Treating Your First Patient
You’ve dreaming of a career in health care for so long.
After spending months or years in school and training for the job, and weeks or months searching for the right position to launch your career, eventually the day will come where you must treat your first patient. From the beginning of the journey, this is the ultimate goal. But as with a lot of situations, the more you learn about patient care, the more difficult the end goal seems to be. The more you learn about the types of care different patients may need, the complications that may arise, and the importance of delivering quality care, the more aware you are of the risks and challenges associated with your new profession. Treating your first patient may in fact be both a dream come true and a more challenging, even frightening scenario than you previously anticipated.
Luckily, in the health care field, you are rarely alone and left to your own devices. When treating your first patient, make the experience better for all with the following tips to remember.

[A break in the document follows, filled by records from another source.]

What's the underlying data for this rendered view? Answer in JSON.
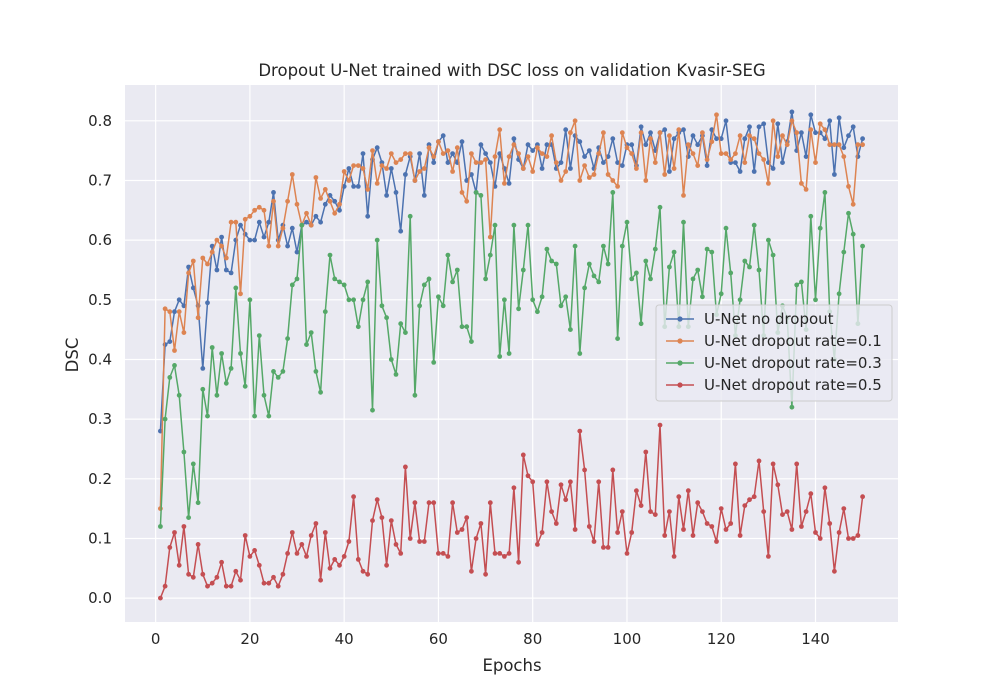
{
  "chart_data": {
    "type": "line",
    "title": "Dropout U-Net trained with DSC loss on validation Kvasir-SEG",
    "xlabel": "Epochs",
    "ylabel": "DSC",
    "xlim": [
      -6.5,
      157.5
    ],
    "ylim": [
      -0.04,
      0.86
    ],
    "xticks": [
      0,
      20,
      40,
      60,
      80,
      100,
      120,
      140
    ],
    "yticks": [
      0.0,
      0.1,
      0.2,
      0.3,
      0.4,
      0.5,
      0.6,
      0.7,
      0.8
    ],
    "grid": true,
    "legend_position": "center-right",
    "x": [
      1,
      2,
      3,
      4,
      5,
      6,
      7,
      8,
      9,
      10,
      11,
      12,
      13,
      14,
      15,
      16,
      17,
      18,
      19,
      20,
      21,
      22,
      23,
      24,
      25,
      26,
      27,
      28,
      29,
      30,
      31,
      32,
      33,
      34,
      35,
      36,
      37,
      38,
      39,
      40,
      41,
      42,
      43,
      44,
      45,
      46,
      47,
      48,
      49,
      50,
      51,
      52,
      53,
      54,
      55,
      56,
      57,
      58,
      59,
      60,
      61,
      62,
      63,
      64,
      65,
      66,
      67,
      68,
      69,
      70,
      71,
      72,
      73,
      74,
      75,
      76,
      77,
      78,
      79,
      80,
      81,
      82,
      83,
      84,
      85,
      86,
      87,
      88,
      89,
      90,
      91,
      92,
      93,
      94,
      95,
      96,
      97,
      98,
      99,
      100,
      101,
      102,
      103,
      104,
      105,
      106,
      107,
      108,
      109,
      110,
      111,
      112,
      113,
      114,
      115,
      116,
      117,
      118,
      119,
      120,
      121,
      122,
      123,
      124,
      125,
      126,
      127,
      128,
      129,
      130,
      131,
      132,
      133,
      134,
      135,
      136,
      137,
      138,
      139,
      140,
      141,
      142,
      143,
      144,
      145,
      146,
      147,
      148,
      149,
      150
    ],
    "series": [
      {
        "name": "U-Net no dropout",
        "color": "#4c72b0",
        "values": [
          0.28,
          0.425,
          0.43,
          0.48,
          0.5,
          0.49,
          0.555,
          0.52,
          0.49,
          0.385,
          0.495,
          0.59,
          0.55,
          0.605,
          0.55,
          0.545,
          0.6,
          0.625,
          0.61,
          0.6,
          0.6,
          0.63,
          0.605,
          0.63,
          0.68,
          0.6,
          0.625,
          0.59,
          0.62,
          0.58,
          0.625,
          0.63,
          0.625,
          0.64,
          0.63,
          0.66,
          0.675,
          0.665,
          0.65,
          0.69,
          0.72,
          0.69,
          0.69,
          0.745,
          0.64,
          0.735,
          0.755,
          0.73,
          0.675,
          0.72,
          0.68,
          0.615,
          0.71,
          0.74,
          0.7,
          0.745,
          0.675,
          0.76,
          0.73,
          0.765,
          0.775,
          0.73,
          0.745,
          0.73,
          0.765,
          0.7,
          0.71,
          0.68,
          0.76,
          0.745,
          0.73,
          0.69,
          0.745,
          0.72,
          0.695,
          0.77,
          0.735,
          0.72,
          0.76,
          0.75,
          0.76,
          0.72,
          0.76,
          0.76,
          0.72,
          0.73,
          0.785,
          0.72,
          0.775,
          0.765,
          0.74,
          0.75,
          0.72,
          0.755,
          0.73,
          0.74,
          0.77,
          0.73,
          0.725,
          0.76,
          0.76,
          0.725,
          0.79,
          0.76,
          0.78,
          0.75,
          0.78,
          0.785,
          0.715,
          0.77,
          0.78,
          0.785,
          0.74,
          0.775,
          0.76,
          0.775,
          0.725,
          0.785,
          0.77,
          0.77,
          0.8,
          0.73,
          0.73,
          0.715,
          0.77,
          0.79,
          0.715,
          0.79,
          0.795,
          0.73,
          0.72,
          0.795,
          0.73,
          0.765,
          0.815,
          0.75,
          0.78,
          0.74,
          0.81,
          0.78,
          0.78,
          0.77,
          0.8,
          0.71,
          0.805,
          0.755,
          0.775,
          0.79,
          0.74,
          0.77
        ]
      },
      {
        "name": "U-Net dropout rate=0.1",
        "color": "#dd8452",
        "values": [
          0.15,
          0.485,
          0.48,
          0.415,
          0.48,
          0.445,
          0.545,
          0.565,
          0.47,
          0.57,
          0.56,
          0.58,
          0.6,
          0.59,
          0.57,
          0.63,
          0.63,
          0.51,
          0.635,
          0.64,
          0.65,
          0.655,
          0.65,
          0.59,
          0.665,
          0.59,
          0.62,
          0.665,
          0.71,
          0.66,
          0.625,
          0.645,
          0.625,
          0.705,
          0.67,
          0.685,
          0.665,
          0.645,
          0.66,
          0.715,
          0.7,
          0.725,
          0.725,
          0.72,
          0.685,
          0.75,
          0.695,
          0.725,
          0.72,
          0.745,
          0.73,
          0.735,
          0.745,
          0.745,
          0.7,
          0.715,
          0.72,
          0.755,
          0.74,
          0.765,
          0.745,
          0.75,
          0.715,
          0.755,
          0.68,
          0.665,
          0.745,
          0.73,
          0.73,
          0.735,
          0.605,
          0.74,
          0.785,
          0.695,
          0.74,
          0.76,
          0.745,
          0.72,
          0.74,
          0.715,
          0.755,
          0.745,
          0.74,
          0.775,
          0.73,
          0.7,
          0.715,
          0.78,
          0.8,
          0.7,
          0.725,
          0.705,
          0.71,
          0.745,
          0.78,
          0.71,
          0.7,
          0.69,
          0.78,
          0.755,
          0.745,
          0.72,
          0.78,
          0.7,
          0.77,
          0.73,
          0.78,
          0.71,
          0.775,
          0.72,
          0.785,
          0.675,
          0.76,
          0.745,
          0.725,
          0.78,
          0.735,
          0.765,
          0.81,
          0.745,
          0.745,
          0.735,
          0.745,
          0.775,
          0.73,
          0.775,
          0.77,
          0.745,
          0.735,
          0.695,
          0.8,
          0.74,
          0.775,
          0.76,
          0.8,
          0.78,
          0.695,
          0.685,
          0.785,
          0.73,
          0.795,
          0.785,
          0.76,
          0.76,
          0.76,
          0.74,
          0.69,
          0.66,
          0.76,
          0.76
        ]
      },
      {
        "name": "U-Net dropout rate=0.3",
        "color": "#55a868",
        "values": [
          0.12,
          0.3,
          0.37,
          0.39,
          0.34,
          0.245,
          0.135,
          0.225,
          0.16,
          0.35,
          0.305,
          0.42,
          0.34,
          0.41,
          0.36,
          0.385,
          0.52,
          0.41,
          0.355,
          0.5,
          0.305,
          0.44,
          0.34,
          0.305,
          0.38,
          0.37,
          0.38,
          0.435,
          0.525,
          0.535,
          0.625,
          0.425,
          0.445,
          0.38,
          0.345,
          0.48,
          0.575,
          0.535,
          0.53,
          0.525,
          0.5,
          0.5,
          0.455,
          0.5,
          0.53,
          0.315,
          0.6,
          0.49,
          0.47,
          0.4,
          0.375,
          0.46,
          0.445,
          0.64,
          0.34,
          0.49,
          0.525,
          0.535,
          0.395,
          0.505,
          0.49,
          0.575,
          0.53,
          0.55,
          0.455,
          0.455,
          0.43,
          0.68,
          0.675,
          0.535,
          0.575,
          0.625,
          0.405,
          0.5,
          0.41,
          0.625,
          0.485,
          0.55,
          0.625,
          0.5,
          0.48,
          0.505,
          0.585,
          0.565,
          0.56,
          0.49,
          0.505,
          0.45,
          0.59,
          0.41,
          0.52,
          0.56,
          0.54,
          0.53,
          0.59,
          0.56,
          0.68,
          0.435,
          0.59,
          0.63,
          0.535,
          0.545,
          0.46,
          0.565,
          0.535,
          0.585,
          0.655,
          0.455,
          0.555,
          0.58,
          0.455,
          0.63,
          0.455,
          0.535,
          0.55,
          0.505,
          0.585,
          0.58,
          0.475,
          0.51,
          0.62,
          0.545,
          0.44,
          0.5,
          0.565,
          0.555,
          0.625,
          0.55,
          0.44,
          0.6,
          0.575,
          0.445,
          0.49,
          0.47,
          0.32,
          0.525,
          0.53,
          0.45,
          0.64,
          0.5,
          0.62,
          0.68,
          0.48,
          0.4,
          0.51,
          0.58,
          0.645,
          0.61,
          0.46,
          0.59
        ]
      },
      {
        "name": "U-Net dropout rate=0.5",
        "color": "#c44e52",
        "values": [
          0.0,
          0.02,
          0.085,
          0.11,
          0.055,
          0.12,
          0.04,
          0.035,
          0.09,
          0.04,
          0.02,
          0.025,
          0.035,
          0.06,
          0.02,
          0.02,
          0.045,
          0.03,
          0.105,
          0.07,
          0.08,
          0.055,
          0.025,
          0.025,
          0.035,
          0.02,
          0.04,
          0.075,
          0.11,
          0.075,
          0.09,
          0.07,
          0.105,
          0.125,
          0.03,
          0.11,
          0.05,
          0.065,
          0.055,
          0.07,
          0.095,
          0.17,
          0.065,
          0.045,
          0.04,
          0.13,
          0.165,
          0.135,
          0.055,
          0.13,
          0.09,
          0.075,
          0.22,
          0.1,
          0.16,
          0.095,
          0.095,
          0.16,
          0.16,
          0.075,
          0.075,
          0.07,
          0.16,
          0.11,
          0.115,
          0.135,
          0.045,
          0.1,
          0.125,
          0.04,
          0.16,
          0.075,
          0.075,
          0.07,
          0.075,
          0.185,
          0.06,
          0.24,
          0.205,
          0.195,
          0.09,
          0.11,
          0.195,
          0.145,
          0.125,
          0.19,
          0.165,
          0.195,
          0.115,
          0.28,
          0.215,
          0.12,
          0.095,
          0.195,
          0.085,
          0.085,
          0.215,
          0.11,
          0.145,
          0.075,
          0.11,
          0.18,
          0.155,
          0.245,
          0.145,
          0.14,
          0.29,
          0.105,
          0.145,
          0.07,
          0.17,
          0.115,
          0.18,
          0.105,
          0.16,
          0.145,
          0.125,
          0.12,
          0.095,
          0.15,
          0.115,
          0.125,
          0.225,
          0.105,
          0.155,
          0.165,
          0.17,
          0.23,
          0.145,
          0.07,
          0.225,
          0.19,
          0.14,
          0.145,
          0.115,
          0.225,
          0.12,
          0.145,
          0.175,
          0.11,
          0.1,
          0.185,
          0.125,
          0.045,
          0.11,
          0.15,
          0.1,
          0.1,
          0.105,
          0.17
        ]
      }
    ]
  }
}
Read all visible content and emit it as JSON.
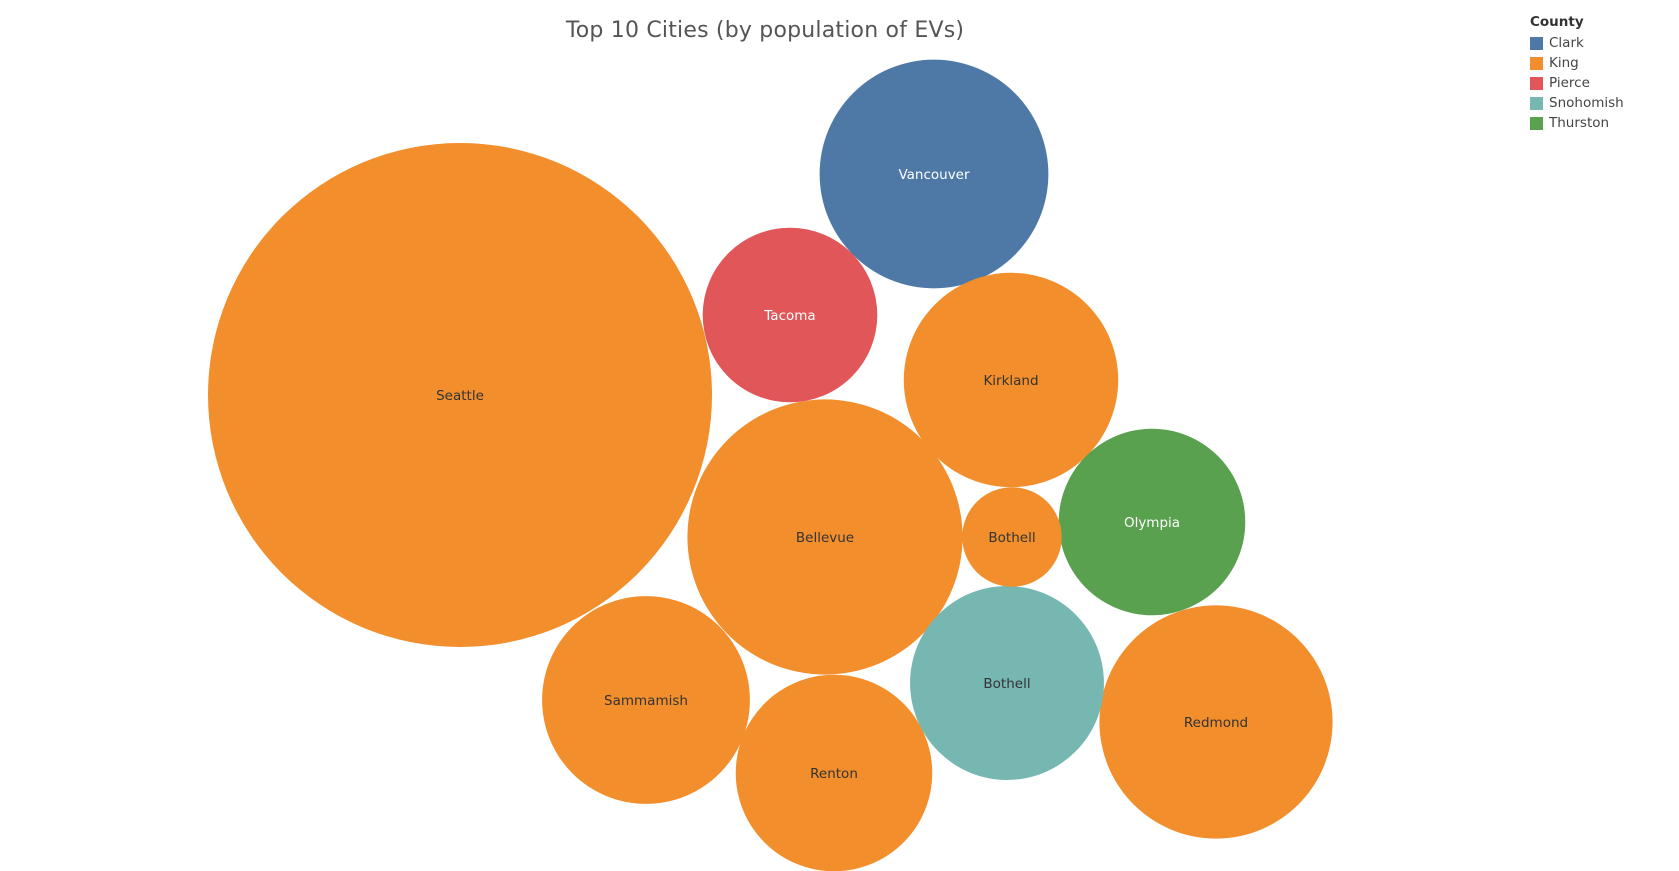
{
  "chart_data": {
    "type": "packed-bubble",
    "title": "Top 10 Cities (by population of EVs)",
    "legend": {
      "title": "County",
      "placement": "top-right",
      "items": [
        {
          "label": "Clark",
          "color": "#4e79a7"
        },
        {
          "label": "King",
          "color": "#f28e2b"
        },
        {
          "label": "Pierce",
          "color": "#e15759"
        },
        {
          "label": "Snohomish",
          "color": "#76b7b2"
        },
        {
          "label": "Thurston",
          "color": "#59a14f"
        }
      ]
    },
    "bubbles": [
      {
        "city": "Seattle",
        "county": "King",
        "relative_size": 100
      },
      {
        "city": "Bellevue",
        "county": "King",
        "relative_size": 29.8
      },
      {
        "city": "Redmond",
        "county": "King",
        "relative_size": 21.4
      },
      {
        "city": "Vancouver",
        "county": "Clark",
        "relative_size": 20.6
      },
      {
        "city": "Kirkland",
        "county": "King",
        "relative_size": 18.1
      },
      {
        "city": "Sammamish",
        "county": "King",
        "relative_size": 17.0
      },
      {
        "city": "Renton",
        "county": "King",
        "relative_size": 15.2
      },
      {
        "city": "Bothell",
        "county": "Snohomish",
        "relative_size": 14.8
      },
      {
        "city": "Olympia",
        "county": "Thurston",
        "relative_size": 13.7
      },
      {
        "city": "Tacoma",
        "county": "Pierce",
        "relative_size": 12.0
      },
      {
        "city": "Bothell",
        "county": "King",
        "relative_size": 3.9
      }
    ]
  }
}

Don’t Be Afraid to Rely on Your Team and Network
In all likelihood, the people working with or near you are aware of where you are in your career and understand if you are new to the job; some may even be perfectly aware that this is your first patient. And rather than judge you or look down on your lack of experience, they are there to help you. The goal of all those working in health care is, hopefully, to help the patient as well as possible and within legal and ethical parameters. This means if you aren’t sure of something, asking is always better than guessing, even if you’re just looking for someone to reinforce your medical opinion. Don’t hesitate to ask a more senior nurse or paramedic to supervise your procedure, or consult with a physician or colleague before moving forward with treatment. Your team and medical network is a wealth of information and experience that you should absolutely consider yourself free to learn from.
Call Upon Your Years of Schooling
On the flip side, some new nurses or paramedics might have an experience where they “freeze up” in the moment before their first patient, suddenly feeling unprepared for the situation. In these moments, it’s important to remember that while you don’t yet have the muscle memory of these tasks you’re asked to perform, you have been educated and trained for exactly this. Certainly, the longer you work, the more “real world” experience you will have to call upon. But until then, take comfort in your training program and practical assessments and feel confident that you have been prepared and trained to do the job at hand.